Dans l’émission “1 candidat, 1 projet” diffusée sur Gabon 1ère, Alain-Claude Bilie-By-Nze a qualifié le rachat d’Assala Energy par la Gabon Oil Company (GOC) de véritable « catastrophe industrielle et financière ». Pour l’ancien Premier ministre et candidat à la présidentielle du 12 avril prochain, l’État aurait commis une erreur stratégique majeure en misant sur des champs pétroliers matures, à l’abandon, plutôt que d’investir intelligemment dans l’aval pétrolier, soit dans le stockage, la distribution et la pétrochimie, là où la valeur ajoutée locale est plus forte. Tentant de répondre à l’ancien Premier ministre, Arnauld Calixte Engandji-Alandji, ancien ADG de Gabon Oil Company (GOC) sous Ali Bongo et conseiller spécial du président de la Transition, a donné quelques éléments d’appréciation, mais qui laissent perplexe.

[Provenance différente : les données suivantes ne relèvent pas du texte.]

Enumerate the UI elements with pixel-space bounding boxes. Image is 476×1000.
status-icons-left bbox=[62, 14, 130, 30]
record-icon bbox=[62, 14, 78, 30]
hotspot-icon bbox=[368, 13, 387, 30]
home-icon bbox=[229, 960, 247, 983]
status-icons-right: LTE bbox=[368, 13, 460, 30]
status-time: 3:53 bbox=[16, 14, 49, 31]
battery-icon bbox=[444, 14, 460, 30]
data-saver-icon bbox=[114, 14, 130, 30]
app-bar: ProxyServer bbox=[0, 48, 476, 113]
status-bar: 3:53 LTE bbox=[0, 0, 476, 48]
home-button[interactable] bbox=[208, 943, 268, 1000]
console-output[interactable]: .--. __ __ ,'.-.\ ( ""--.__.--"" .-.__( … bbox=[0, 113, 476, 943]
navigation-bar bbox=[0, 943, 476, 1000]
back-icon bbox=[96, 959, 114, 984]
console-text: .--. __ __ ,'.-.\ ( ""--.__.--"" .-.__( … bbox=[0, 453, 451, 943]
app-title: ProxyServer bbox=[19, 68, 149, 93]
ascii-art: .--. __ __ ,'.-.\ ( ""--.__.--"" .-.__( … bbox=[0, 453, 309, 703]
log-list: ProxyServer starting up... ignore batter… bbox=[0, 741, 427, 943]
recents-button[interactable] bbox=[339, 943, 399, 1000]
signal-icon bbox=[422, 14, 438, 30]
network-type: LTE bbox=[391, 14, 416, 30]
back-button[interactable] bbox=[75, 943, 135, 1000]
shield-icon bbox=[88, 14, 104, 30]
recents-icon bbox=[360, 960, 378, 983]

Chez nos confrères de Gabon Media Time, l’ancien administrateur-directeur général de la GOC, renverse l’argument : « L’erreur initiale, dit-il, c’est d’avoir permis la vente des actifs de Shell à un fonds d’investissement. » Pour lui, Carlyle, propriétaire d’Assala, n’était pas un opérateur industriel mais un acteur financier, dont la seule logique est celle du profit rapide via l’achat-restructuration-revente. Le rachat par l’État, selon lui, s’inscrit dans une logique de souveraineté, d’autant que Maurel & Prom (filiale de Pertamina, compagnie nationale indonésienne) était sur le point de s’en emparer.
Engandji-Alandji évoque également une stratégie plus large portée par le président Oligui Nguema, notamment le développement de dépôts pétroliers pour garantir une sécurité énergétique de 6 à 12 mois, évitant ainsi les investissements coûteux dans les raffineries. Il y voit une approche rationnelle, adaptée aux réalités financières du pays.
Mais cette ligne de défense montre des limites. D’abord, Engandji-Alandji n’aborde jamais directement le coût colossal du rachat, estimé à plus de 700 milliards fcfa, alors même que le contexte budgétaire est tendu. Ensuite, il évacue la question centrale soulevée par Bilie-By-Nze : pourquoi ne pas concentrer ces ressources sur l’aval pétrolier, moins risqué, plus accessible, et potentiellement plus rentable pour l’économie locale ? Le raffinage, la distribution ou encore la pétrochimie permettant de générer de l’emploi, de structurer un tissu industriel local, et de réduire les importations de produits finis de l’étranger.
Par ailleurs, l’exploitation de champs matures nécessite un savoir-faire pointu, des technologies avancées et une capacité à absorber d’éventuelles pertes. Même si l’État monte en compétence, il prend le pari d’un retour sur investissement incertain, dans un secteur en mutation constante. Pour finir, Arnauld Engandji compare ce rachat avec « l’implantation d’une station-service à Okandja », ce qui paraît discutable : ce qui peut relever du service public ou d’une politique d’aménagement du territoire ne justifie pas, en soi, un investissement massif dans l’amont pétrolier.
Au final, ce débat met en lumière deux visions de l’avenir pétrolier du Gabon : celle d’un rachat souverainiste visant à préserver des actifs et des revenus, face à celle d’une industrialisation plus structurante et orientée vers la transformation locale. Le défi pour les autorités reste de prouver que ce choix stratégique ne se traduira pas, à terme, par un gouffre financier pour le pays.